$C$ is a convex object in the plane. $D_1,\dots,D_n$ are pairwise-disjoint convex subsets of $C$ such that $D_1\cup\dots\cup D_n \subsetneq C$, like this:
Is it always possible to partition $C$ to $n$ convex subsets, $E_1,\dots,E_n$, such that $E_1\cup\dots\cup E_n = C$, and for every $i=1,\dots,n$: $D_i \subseteq E_i$? like this:
EDIT: following a hint by @dxiv, here is my solution.
By the Hyperplane separation theorem, for every pair $i\neq j$ there is a line $L_{ij}$ separating $D_i$ from $D_j$. The line $L_{ij}$ divides the plane to two half-planes: one of them (call it $H_{ij}$) contains $D_i$ and the other (call it $H_{ji}$) contains $D_j$.
For every $i$, define:
$$ E_i = C \cap \left( \cap_{j\neq i} H_{ij} \right) $$
Every $E_i$ is convex since it is an intersection of convex objects.

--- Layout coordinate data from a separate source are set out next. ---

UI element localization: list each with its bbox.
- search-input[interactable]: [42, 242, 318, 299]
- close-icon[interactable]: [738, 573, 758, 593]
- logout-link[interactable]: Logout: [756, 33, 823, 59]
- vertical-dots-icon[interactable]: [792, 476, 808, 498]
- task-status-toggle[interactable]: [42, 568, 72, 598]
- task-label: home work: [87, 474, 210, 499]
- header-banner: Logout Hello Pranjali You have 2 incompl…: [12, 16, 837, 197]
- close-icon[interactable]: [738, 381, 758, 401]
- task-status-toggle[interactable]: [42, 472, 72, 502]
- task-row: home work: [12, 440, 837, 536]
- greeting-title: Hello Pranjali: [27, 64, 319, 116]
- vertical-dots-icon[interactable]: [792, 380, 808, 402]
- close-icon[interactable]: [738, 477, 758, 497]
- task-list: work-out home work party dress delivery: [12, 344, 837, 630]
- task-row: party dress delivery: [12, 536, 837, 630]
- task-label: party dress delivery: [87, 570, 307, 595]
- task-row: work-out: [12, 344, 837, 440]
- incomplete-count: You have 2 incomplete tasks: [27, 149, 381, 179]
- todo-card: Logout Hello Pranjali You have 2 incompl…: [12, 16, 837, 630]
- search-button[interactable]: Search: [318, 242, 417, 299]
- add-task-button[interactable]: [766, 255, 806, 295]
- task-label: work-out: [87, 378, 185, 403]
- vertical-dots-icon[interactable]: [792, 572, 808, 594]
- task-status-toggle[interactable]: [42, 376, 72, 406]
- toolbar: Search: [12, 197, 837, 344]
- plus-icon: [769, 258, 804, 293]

For every $i$, $D_i\subseteq E_i$ since it is contained in $C$ and in all the half-planes in the intersection.
The $E_i$ are pairwise-disjoint since for every $i\neq j$, the half-plane $H_{ij}$ contains $E_i$ and is disjoint from $E_j$.
Problem is, the union of the $E_i$ is not equal to $C$! As seen in the illustration below (where I kept only $D_1,D_2,D_4$), there is a blue triangle which is not contained in any of the $E_i$-s:
I think you are about one step away from constructing a counterexample.
Consider your last figure. The interiors of regions $E_1$, $E_2$, and $E_4$ are pairwise disjoint convex sets whose union is a proper subset of $C$.
The only convex subsets of $C$ that contain $E_1$ and do not intersect either $E_2$ or $E_4$ are subsets of the closure of $E_1$. That is, the convex subset of $C$ must of course contain $E_1$, and it may contain some or all of the points on the boundary of $E_1$, but it cannot contain any points "above" line $L_{24}$ or to the "right" of line $L_{12}$, because inevitably there would be line segments connecting those points to points of $E_1$ while passing through either $E_2$ or $E_4$.
If you want the $D_i$ to be closed sets, then let $D_i$ be the set of all points inside the $E_i$ shown in the figure, and at least $\epsilon$ away from the boundary of $E_i$, setting $\epsilon$ small enough so that there is not enough "wiggle room" between the $D_i$ to construct convex sets containing them that look much different from the $E_i$ in the figure. In particular you can ensure that most of the area of the blue triangle continues to be impossible to include in the desired partition of $C$.